The foregoing description of the disclosure illustrates and describes the present disclosure. Additionally, the disclosure shows and describes only the preferred embodiments but, as mentioned above, it is to be understood that the disclosure is capable of use in various other combinations, modifications, and environments and is capable of changes or modifications within the scope of the concept as expressed herein, commensurate with the above teachings and/or the skill or knowledge of the relevant art.
The embodiments described hereinabove are further intended to explain best modes known of practicing it and to enable others skilled in the art to utilize the disclosure in such, or other, embodiments and with the various modifications required by the particular applications or uses. Accordingly, the description is not intended to limit it to the form disclosed herein. Also, it is intended that the appended claims be construed to include alternative embodiments.

Claims

What is claimed is:

1. A self-aligned high-k material semiconductor structure comprising:

a semiconductor substrate comprising a shallow trench; and

a plurality of high-k material layer portions on the semiconductor substrate, wherein an interface layer is located between each portion from among the plurality of high-k material layer portions and the semiconductor substrate;

wherein the high-k material layer portions are co-linear with the semiconductor substrate.

2. The self-aligned high-k material semiconductor structure according to claim 1, wherein a trench liner is abutting the shallow trench and at least one of the high-k material layer portions.

3. The self-aligned high-k material semiconductor structure according to claim 1, wherein the high-k material portion comprises one of HfO₂, ZrO₂, La₂O₃, Al₂O₃, TiO₂, SrTiO₃, LaAlO₃, Y₂O₃, HfO_xN_y, ZrO_xN_y, La₂O_xN_y, Al₂O_xN_y, TiO_xN_y, SrTiO_xN_y, LaAlO_xN_y, Y₂O_xN_y, a silicate thereof, and an alloy thereof, wherein each value of x is independently of from about 0.5 to about 3 and each value of y is independently of from 0 to about 2.

4. The self-aligned high-k material semiconductor structure according to claim 1, wherein the shallow trench separates a p-doped region within the semiconductor substrate from a n-doped region within the semiconductor substrate.

5. The self-aligned high-k material semiconductor structure according to claim 1, further comprising a metallic layer cap on at least one of the high-k material portions.

6. The self-aligned high-k material semiconductor structure according to claim 5, wherein the metallic layer cap comprises one of TiN, ZrN, HfN, VN, NbN, TaN, WN, TiAlN, TaCN, W, Ta, Ti, or an alloy thereof.

7. The self-aligned high-k material semiconductor structure according to claim 1, wherein the semiconductor substrate is a semiconductor-on-insulator (SOI).

8. The self-aligned high-k material semiconductor structure according to claim 1, wherein the high-k material has a dielectric constant of 8.0 or greater.

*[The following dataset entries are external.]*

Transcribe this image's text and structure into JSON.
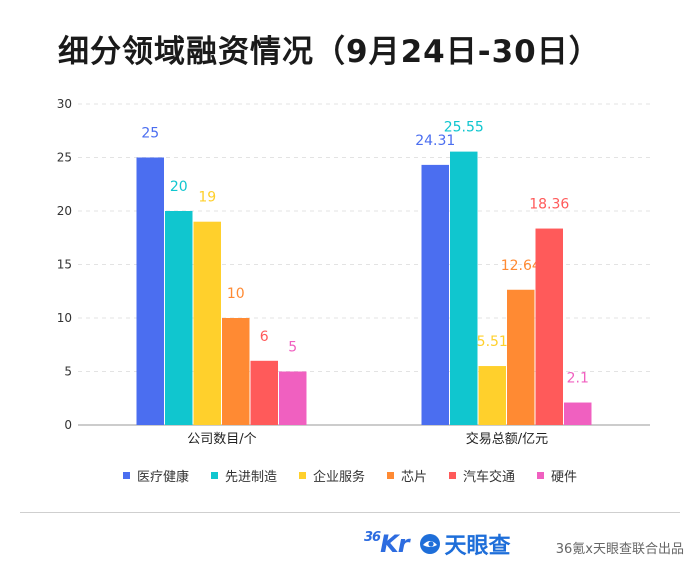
{
  "header": {
    "title": "细分领域融资情况（9月24日-30日）"
  },
  "chart_data": {
    "type": "bar",
    "title": "细分领域融资情况（9月24日-30日）",
    "categories": [
      "公司数目/个",
      "交易总额/亿元"
    ],
    "series": [
      {
        "name": "医疗健康",
        "color": "#4b6ef0",
        "values": [
          25,
          24.31
        ],
        "labels": [
          "25",
          "24.31"
        ]
      },
      {
        "name": "先进制造",
        "color": "#10c6cf",
        "values": [
          20,
          25.55
        ],
        "labels": [
          "20",
          "25.55"
        ]
      },
      {
        "name": "企业服务",
        "color": "#ffd02c",
        "values": [
          19,
          5.51
        ],
        "labels": [
          "19",
          "5.51"
        ]
      },
      {
        "name": "芯片",
        "color": "#ff8a33",
        "values": [
          10,
          12.64
        ],
        "labels": [
          "10",
          "12.64"
        ]
      },
      {
        "name": "汽车交通",
        "color": "#ff5a5a",
        "values": [
          6,
          18.36
        ],
        "labels": [
          "6",
          "18.36"
        ]
      },
      {
        "name": "硬件",
        "color": "#f060c0",
        "values": [
          5,
          2.1
        ],
        "labels": [
          "5",
          "2.1"
        ]
      }
    ],
    "yticks": [
      "0",
      "5",
      "10",
      "15",
      "20",
      "25",
      "30"
    ],
    "ylim": [
      0,
      30
    ],
    "grid": true,
    "legend_position": "bottom"
  },
  "footer": {
    "logo_36kr_sup": "36",
    "logo_36kr_text": "Kr",
    "logo_tyc": "天眼查",
    "credit": "36氪x天眼查联合出品"
  }
}
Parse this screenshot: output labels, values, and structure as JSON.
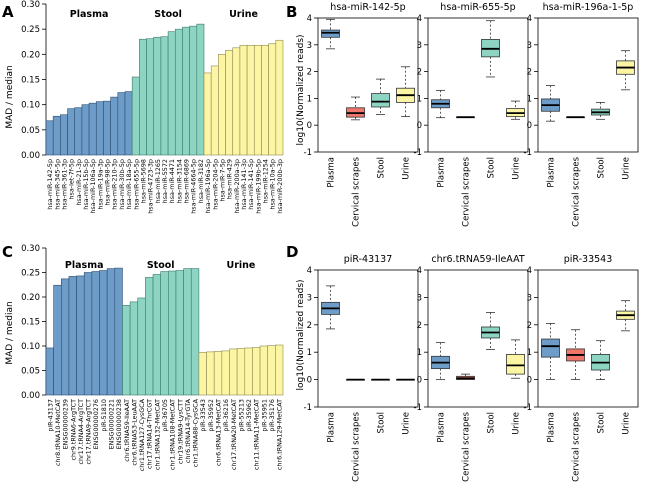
{
  "panels": {
    "A": {
      "letter": "A",
      "ylabel": "MAD / median",
      "groups": [
        "Plasma",
        "Stool",
        "Urine"
      ]
    },
    "B": {
      "letter": "B",
      "ylabel": "log10(Normalized reads)"
    },
    "C": {
      "letter": "C",
      "ylabel": "MAD / median",
      "groups": [
        "Plasma",
        "Stool",
        "Urine"
      ]
    },
    "D": {
      "letter": "D",
      "ylabel": "log10(Normalized reads)"
    }
  },
  "colors": {
    "plasma": "#6e9cc9",
    "cervical": "#f0756b",
    "stool": "#8dd4c3",
    "urine": "#fbf5a4"
  },
  "chart_data": [
    {
      "panel": "A",
      "type": "bar",
      "ylabel": "MAD / median",
      "ylim": [
        0,
        0.3
      ],
      "yticks": [
        "0.00",
        "0.05",
        "0.10",
        "0.15",
        "0.20",
        "0.25",
        "0.30"
      ],
      "groups": [
        {
          "name": "Plasma",
          "categories": [
            "hsa-miR-142-5p",
            "hsa-miR-345-5p",
            "hsa-miR-361-3p",
            "hsa-let-7f-5p",
            "hsa-miR-21-3p",
            "hsa-miR-15b-5p",
            "hsa-miR-106a-5p",
            "hsa-miR-19a-3p",
            "hsa-miR-98-5p",
            "hsa-miR-210-3p",
            "hsa-miR-30b-5p",
            "hsa-miR-18a-5p"
          ],
          "values": [
            0.068,
            0.077,
            0.08,
            0.092,
            0.094,
            0.1,
            0.103,
            0.106,
            0.107,
            0.115,
            0.124,
            0.126
          ]
        },
        {
          "name": "Stool",
          "categories": [
            "hsa-miR-655-5p",
            "hsa-miR-5698",
            "hsa-miR-4723-3p",
            "hsa-miR-1265",
            "hsa-miR-5572",
            "hsa-miR-4471",
            "hsa-miR-3154",
            "hsa-miR-6869",
            "hsa-miR-4664-5p",
            "hsa-miR-3182"
          ],
          "values": [
            0.155,
            0.23,
            0.231,
            0.234,
            0.235,
            0.245,
            0.25,
            0.254,
            0.256,
            0.26
          ]
        },
        {
          "name": "Urine",
          "categories": [
            "hsa-miR-196a-5p",
            "hsa-miR-204-5p",
            "hsa-miR-7-5p",
            "hsa-miR-429",
            "hsa-miR-200a-3p",
            "hsa-miR-141-3p",
            "hsa-miR-141-5p",
            "hsa-miR-199b-5p",
            "hsa-miR-1254",
            "hsa-miR-10a-5p",
            "hsa-miR-200b-3p"
          ],
          "values": [
            0.163,
            0.177,
            0.2,
            0.208,
            0.213,
            0.218,
            0.218,
            0.218,
            0.218,
            0.221,
            0.228
          ]
        }
      ]
    },
    {
      "panel": "C",
      "type": "bar",
      "ylabel": "MAD / median",
      "ylim": [
        0,
        0.3
      ],
      "yticks": [
        "0.00",
        "0.05",
        "0.10",
        "0.15",
        "0.20",
        "0.25",
        "0.30"
      ],
      "groups": [
        {
          "name": "Plasma",
          "categories": [
            "piR-43137",
            "chr8.tRNA10-MetCAT",
            "ENSG00000239",
            "chr9.tRNA6-ArgTCT",
            "chr17.tRNA4-ArgTCT",
            "chr17.tRNA9-ArgTCT",
            "ENSG00000276",
            "piR-51810",
            "ENSG00000221",
            "ENSG00000238"
          ],
          "values": [
            0.096,
            0.224,
            0.237,
            0.242,
            0.243,
            0.25,
            0.252,
            0.254,
            0.258,
            0.259
          ]
        },
        {
          "name": "Stool",
          "categories": [
            "chr6.tRNA59-IleAAT",
            "chr6.tRNA53-LeuAAT",
            "chr1.tRNA127-CysGCA",
            "chr17.tRNA14-ThrCGT",
            "chr1.tRNA132-MetCAT",
            "piR-36705",
            "chr1.tRNA108-MetCAT",
            "chr19.tRNA9-LysCTT",
            "chr6.tRNA14-TyrGTA",
            "chr1.tRNA88-CysGCA"
          ],
          "values": [
            0.183,
            0.19,
            0.198,
            0.24,
            0.246,
            0.252,
            0.253,
            0.254,
            0.258,
            0.258
          ]
        },
        {
          "name": "Urine",
          "categories": [
            "piR-33543",
            "piR-35952",
            "chr6.tRNA13-MetCAT",
            "piR-36216",
            "chr17.tRNA20-MetCAT",
            "piR-55213",
            "piR-35962",
            "chr11.tRNA11-MetCAT",
            "piR-35951",
            "piR-35176",
            "chr6.tRNA129-MetCAT"
          ],
          "values": [
            0.087,
            0.088,
            0.089,
            0.09,
            0.094,
            0.095,
            0.096,
            0.097,
            0.1,
            0.101,
            0.102
          ]
        }
      ]
    },
    {
      "panel": "B",
      "type": "boxplot",
      "ylabel": "log10(Normalized reads)",
      "ylim": [
        -1,
        4
      ],
      "categories": [
        "Plasma",
        "Cervical scrapes",
        "Stool",
        "Urine"
      ],
      "subplots": [
        {
          "title": "hsa-miR-142-5p",
          "boxes": [
            {
              "min": 2.85,
              "q1": 3.28,
              "median": 3.45,
              "q3": 3.55,
              "max": 3.95
            },
            {
              "min": 0.2,
              "q1": 0.3,
              "median": 0.45,
              "q3": 0.65,
              "max": 1.05
            },
            {
              "min": 0.4,
              "q1": 0.68,
              "median": 0.88,
              "q3": 1.18,
              "max": 1.72
            },
            {
              "min": 0.32,
              "q1": 0.85,
              "median": 1.12,
              "q3": 1.38,
              "max": 2.18
            }
          ]
        },
        {
          "title": "hsa-miR-655-5p",
          "boxes": [
            {
              "min": 0.28,
              "q1": 0.65,
              "median": 0.8,
              "q3": 0.95,
              "max": 1.3
            },
            {
              "min": 0.3,
              "q1": 0.3,
              "median": 0.3,
              "q3": 0.3,
              "max": 0.3
            },
            {
              "min": 1.8,
              "q1": 2.55,
              "median": 2.85,
              "q3": 3.2,
              "max": 3.9
            },
            {
              "min": 0.22,
              "q1": 0.32,
              "median": 0.45,
              "q3": 0.62,
              "max": 0.9
            }
          ]
        },
        {
          "title": "hsa-miR-196a-1-5p",
          "boxes": [
            {
              "min": 0.15,
              "q1": 0.52,
              "median": 0.75,
              "q3": 0.98,
              "max": 1.48
            },
            {
              "min": 0.3,
              "q1": 0.3,
              "median": 0.3,
              "q3": 0.3,
              "max": 0.3
            },
            {
              "min": 0.22,
              "q1": 0.38,
              "median": 0.48,
              "q3": 0.6,
              "max": 0.85
            },
            {
              "min": 1.32,
              "q1": 1.9,
              "median": 2.15,
              "q3": 2.4,
              "max": 2.78
            }
          ]
        }
      ]
    },
    {
      "panel": "D",
      "type": "boxplot",
      "ylabel": "log10(Normalized reads)",
      "ylim": [
        -1,
        4
      ],
      "categories": [
        "Plasma",
        "Cervical scrapes",
        "Stool",
        "Urine"
      ],
      "subplots": [
        {
          "title": "piR-43137",
          "boxes": [
            {
              "min": 1.85,
              "q1": 2.38,
              "median": 2.6,
              "q3": 2.82,
              "max": 3.42
            },
            {
              "min": 0,
              "q1": 0,
              "median": 0,
              "q3": 0,
              "max": 0
            },
            {
              "min": 0,
              "q1": 0,
              "median": 0,
              "q3": 0,
              "max": 0
            },
            {
              "min": 0,
              "q1": 0,
              "median": 0,
              "q3": 0,
              "max": 0
            }
          ]
        },
        {
          "title": "chr6.tRNA59-IleAAT",
          "boxes": [
            {
              "min": 0.0,
              "q1": 0.4,
              "median": 0.62,
              "q3": 0.85,
              "max": 1.35
            },
            {
              "min": 0.0,
              "q1": 0.0,
              "median": 0.05,
              "q3": 0.12,
              "max": 0.2
            },
            {
              "min": 1.1,
              "q1": 1.52,
              "median": 1.72,
              "q3": 1.92,
              "max": 2.45
            },
            {
              "min": 0.05,
              "q1": 0.2,
              "median": 0.52,
              "q3": 0.92,
              "max": 1.45
            }
          ]
        },
        {
          "title": "piR-33543",
          "boxes": [
            {
              "min": 0.0,
              "q1": 0.82,
              "median": 1.22,
              "q3": 1.48,
              "max": 2.05
            },
            {
              "min": 0.0,
              "q1": 0.68,
              "median": 0.9,
              "q3": 1.12,
              "max": 1.82
            },
            {
              "min": 0.0,
              "q1": 0.35,
              "median": 0.62,
              "q3": 0.92,
              "max": 1.42
            },
            {
              "min": 1.78,
              "q1": 2.2,
              "median": 2.35,
              "q3": 2.5,
              "max": 2.88
            }
          ]
        }
      ]
    }
  ]
}
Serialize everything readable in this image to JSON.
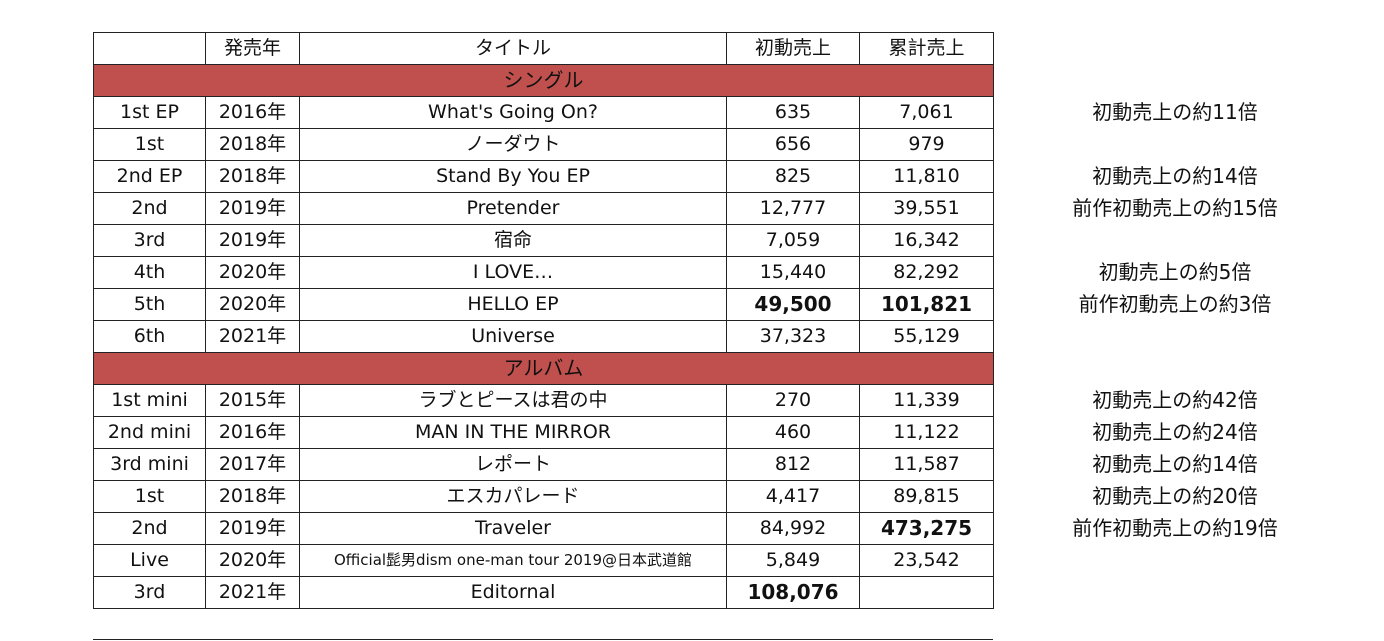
{
  "header": {
    "col1": "",
    "col2": "発売年",
    "col3": "タイトル",
    "col4": "初動売上",
    "col5": "累計売上"
  },
  "sections": {
    "singles": "シングル",
    "albums": "アルバム"
  },
  "singles": [
    {
      "type": "1st EP",
      "year": "2016年",
      "title": "What's Going On?",
      "first": "635",
      "total": "7,061",
      "note": "初動売上の約11倍"
    },
    {
      "type": "1st",
      "year": "2018年",
      "title": "ノーダウト",
      "first": "656",
      "total": "979",
      "note": ""
    },
    {
      "type": "2nd EP",
      "year": "2018年",
      "title": "Stand By You EP",
      "first": "825",
      "total": "11,810",
      "note": "初動売上の約14倍"
    },
    {
      "type": "2nd",
      "year": "2019年",
      "title": "Pretender",
      "first": "12,777",
      "total": "39,551",
      "note": "前作初動売上の約15倍"
    },
    {
      "type": "3rd",
      "year": "2019年",
      "title": "宿命",
      "first": "7,059",
      "total": "16,342",
      "note": ""
    },
    {
      "type": "4th",
      "year": "2020年",
      "title": "I LOVE…",
      "first": "15,440",
      "total": "82,292",
      "note": "初動売上の約5倍"
    },
    {
      "type": "5th",
      "year": "2020年",
      "title": "HELLO EP",
      "first": "49,500",
      "total": "101,821",
      "note": "前作初動売上の約3倍"
    },
    {
      "type": "6th",
      "year": "2021年",
      "title": "Universe",
      "first": "37,323",
      "total": "55,129",
      "note": ""
    }
  ],
  "albums": [
    {
      "type": "1st mini",
      "year": "2015年",
      "title": "ラブとピースは君の中",
      "first": "270",
      "total": "11,339",
      "note": "初動売上の約42倍"
    },
    {
      "type": "2nd mini",
      "year": "2016年",
      "title": "MAN IN THE MIRROR",
      "first": "460",
      "total": "11,122",
      "note": "初動売上の約24倍"
    },
    {
      "type": "3rd mini",
      "year": "2017年",
      "title": "レポート",
      "first": "812",
      "total": "11,587",
      "note": "初動売上の約14倍"
    },
    {
      "type": "1st",
      "year": "2018年",
      "title": "エスカパレード",
      "first": "4,417",
      "total": "89,815",
      "note": "初動売上の約20倍"
    },
    {
      "type": "2nd",
      "year": "2019年",
      "title": "Traveler",
      "first": "84,992",
      "total": "473,275",
      "note": "前作初動売上の約19倍"
    },
    {
      "type": "Live",
      "year": "2020年",
      "title": "Official髭男dism one-man tour 2019@日本武道館",
      "first": "5,849",
      "total": "23,542",
      "note": ""
    },
    {
      "type": "3rd",
      "year": "2021年",
      "title": "Editornal",
      "first": "108,076",
      "total": "",
      "note": ""
    }
  ],
  "colors": {
    "section_bg": "#c0504d",
    "border": "#222222"
  }
}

9. The self-aligned high-k material semiconductor structure according to claim 1, wherein the high-k material has a thickness of from 0.9 nm to about 6 nm.

10. The self-aligned high-k material semiconductor structure according to claim 1, wherein the high-k material has n effective oxide thickness of 1 nm or less.

11. The self-aligned high-k material semiconductor structure according to claim 1, wherein the interface layer comprises silicon-nitride.